H'mmm… "formidable and at times controversial” is one way of putting General Atomics' lobbying efforts. Another way would be to say the company flooded Congress with money.
A 2006 investigation by the Center for Public Integrity found that General Atomics was among the biggest sponsors of congressional trips, outspending other defense contractors by 50 times or more--and that's not counting the roughly $2.5 million a year it spends on lobbying.
San Diego-based General Atomics largely targeted congressional staff members, spending roughly $660,000 on 86 trips for legislators, aides and their spouses from 2000 to mid–2005, according to an analysis of travel disclosure records by the Center for Public Integrity, American Public Media and Northwestern University's Medill News Service.

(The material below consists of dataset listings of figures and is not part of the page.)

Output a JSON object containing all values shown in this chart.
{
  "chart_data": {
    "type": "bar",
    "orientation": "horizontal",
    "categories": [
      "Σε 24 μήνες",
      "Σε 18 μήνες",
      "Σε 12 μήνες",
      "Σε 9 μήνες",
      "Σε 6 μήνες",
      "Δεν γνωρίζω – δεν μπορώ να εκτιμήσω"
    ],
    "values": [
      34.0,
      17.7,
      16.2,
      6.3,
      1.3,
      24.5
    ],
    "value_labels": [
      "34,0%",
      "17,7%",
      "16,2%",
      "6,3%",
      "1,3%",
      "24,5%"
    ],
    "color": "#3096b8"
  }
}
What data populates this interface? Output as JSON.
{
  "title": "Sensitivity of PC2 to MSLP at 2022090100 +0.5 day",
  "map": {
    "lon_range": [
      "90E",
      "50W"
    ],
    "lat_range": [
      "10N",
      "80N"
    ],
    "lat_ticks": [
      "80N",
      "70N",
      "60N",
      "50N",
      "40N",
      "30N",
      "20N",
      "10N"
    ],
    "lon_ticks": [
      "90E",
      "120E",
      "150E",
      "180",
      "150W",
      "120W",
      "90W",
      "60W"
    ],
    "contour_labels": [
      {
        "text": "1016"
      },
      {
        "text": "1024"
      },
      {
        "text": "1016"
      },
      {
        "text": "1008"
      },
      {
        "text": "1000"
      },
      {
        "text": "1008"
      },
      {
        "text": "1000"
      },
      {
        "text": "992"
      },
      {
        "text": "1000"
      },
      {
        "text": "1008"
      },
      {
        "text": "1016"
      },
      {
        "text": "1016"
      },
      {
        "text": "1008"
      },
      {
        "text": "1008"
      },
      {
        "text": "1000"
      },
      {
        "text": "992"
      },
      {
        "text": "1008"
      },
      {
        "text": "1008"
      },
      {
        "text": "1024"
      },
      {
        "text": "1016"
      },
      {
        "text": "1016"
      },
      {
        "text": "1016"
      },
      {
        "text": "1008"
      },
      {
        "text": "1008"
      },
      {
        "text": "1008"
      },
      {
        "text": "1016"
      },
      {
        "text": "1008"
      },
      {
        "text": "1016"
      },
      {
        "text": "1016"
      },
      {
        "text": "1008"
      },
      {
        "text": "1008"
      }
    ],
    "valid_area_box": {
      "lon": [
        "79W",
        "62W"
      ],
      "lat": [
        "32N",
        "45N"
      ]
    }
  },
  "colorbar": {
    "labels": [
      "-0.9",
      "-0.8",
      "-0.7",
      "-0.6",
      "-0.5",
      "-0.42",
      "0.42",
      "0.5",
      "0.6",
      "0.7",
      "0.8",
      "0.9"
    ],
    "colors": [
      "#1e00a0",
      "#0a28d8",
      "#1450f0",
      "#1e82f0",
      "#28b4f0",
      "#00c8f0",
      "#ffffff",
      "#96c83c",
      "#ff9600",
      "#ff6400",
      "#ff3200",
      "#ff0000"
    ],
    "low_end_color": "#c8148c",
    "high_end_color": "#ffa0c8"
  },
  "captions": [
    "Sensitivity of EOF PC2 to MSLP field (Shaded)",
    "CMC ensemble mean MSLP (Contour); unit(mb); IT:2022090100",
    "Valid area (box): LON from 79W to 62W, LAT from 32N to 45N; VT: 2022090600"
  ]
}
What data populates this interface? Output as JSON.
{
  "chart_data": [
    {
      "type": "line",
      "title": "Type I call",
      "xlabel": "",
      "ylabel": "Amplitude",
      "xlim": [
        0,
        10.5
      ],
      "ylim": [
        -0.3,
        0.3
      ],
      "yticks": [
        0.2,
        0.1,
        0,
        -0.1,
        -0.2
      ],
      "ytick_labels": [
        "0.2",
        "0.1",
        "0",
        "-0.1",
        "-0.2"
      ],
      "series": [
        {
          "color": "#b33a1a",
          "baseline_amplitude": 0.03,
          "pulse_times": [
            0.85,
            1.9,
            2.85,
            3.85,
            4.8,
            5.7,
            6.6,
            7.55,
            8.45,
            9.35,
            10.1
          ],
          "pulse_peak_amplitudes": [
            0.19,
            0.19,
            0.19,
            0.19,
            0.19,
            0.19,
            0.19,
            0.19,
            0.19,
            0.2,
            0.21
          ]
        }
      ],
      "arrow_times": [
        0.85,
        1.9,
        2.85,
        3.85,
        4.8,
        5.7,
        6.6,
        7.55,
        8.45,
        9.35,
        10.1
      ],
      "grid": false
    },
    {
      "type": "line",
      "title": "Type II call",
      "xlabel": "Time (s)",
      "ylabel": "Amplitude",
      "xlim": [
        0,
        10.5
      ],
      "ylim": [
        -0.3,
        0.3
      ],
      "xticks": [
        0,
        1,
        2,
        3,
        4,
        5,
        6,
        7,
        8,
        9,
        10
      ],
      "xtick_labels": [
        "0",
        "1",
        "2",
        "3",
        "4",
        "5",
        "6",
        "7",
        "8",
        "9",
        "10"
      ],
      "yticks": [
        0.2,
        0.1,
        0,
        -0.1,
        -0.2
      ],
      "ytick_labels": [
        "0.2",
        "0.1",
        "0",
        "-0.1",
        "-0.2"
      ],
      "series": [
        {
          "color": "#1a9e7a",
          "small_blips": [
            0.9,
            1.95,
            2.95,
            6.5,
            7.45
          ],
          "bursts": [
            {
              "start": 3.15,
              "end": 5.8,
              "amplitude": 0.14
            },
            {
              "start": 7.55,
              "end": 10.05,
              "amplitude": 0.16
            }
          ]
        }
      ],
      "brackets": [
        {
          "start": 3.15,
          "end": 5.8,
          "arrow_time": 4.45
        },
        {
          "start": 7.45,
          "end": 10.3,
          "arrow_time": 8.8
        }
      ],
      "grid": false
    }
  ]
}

While on trips to Turkey in 2004 and Australia in 2005 -- some valued at more than $25,000 -- staffers attended meetings with officials of foreign governments being solicited to buy the company's unmanned spy plane, the Predator.
Among those aides was J. Scott Bensing, chief of staff to Sen. John Ensign, R-Nev., a member of the Senate Armed Services Committee's Airland subcommittee. Two of his trips cost more than a combined $46,000.
Bensing said that he and his wife, Lia, went to Italy and Turkey in 2004 and Australia in March 2005 on the company's tab. His disclosure forms list more than $37,000 in transportation expenses and nearly $4,400 worth of meals for the two weeklong trips.
Bensing indicated on his forms that the Australia trip's purpose was to discuss "the international war on terror,” while the Turkey trip included discussions on "NATO interoperability and other international military issues.” However, other aides who went on the trips indicated that staffers also sat in on meetings with officials of foreign governments interested in buying the Predator and other robotic planes developed by General Atomics.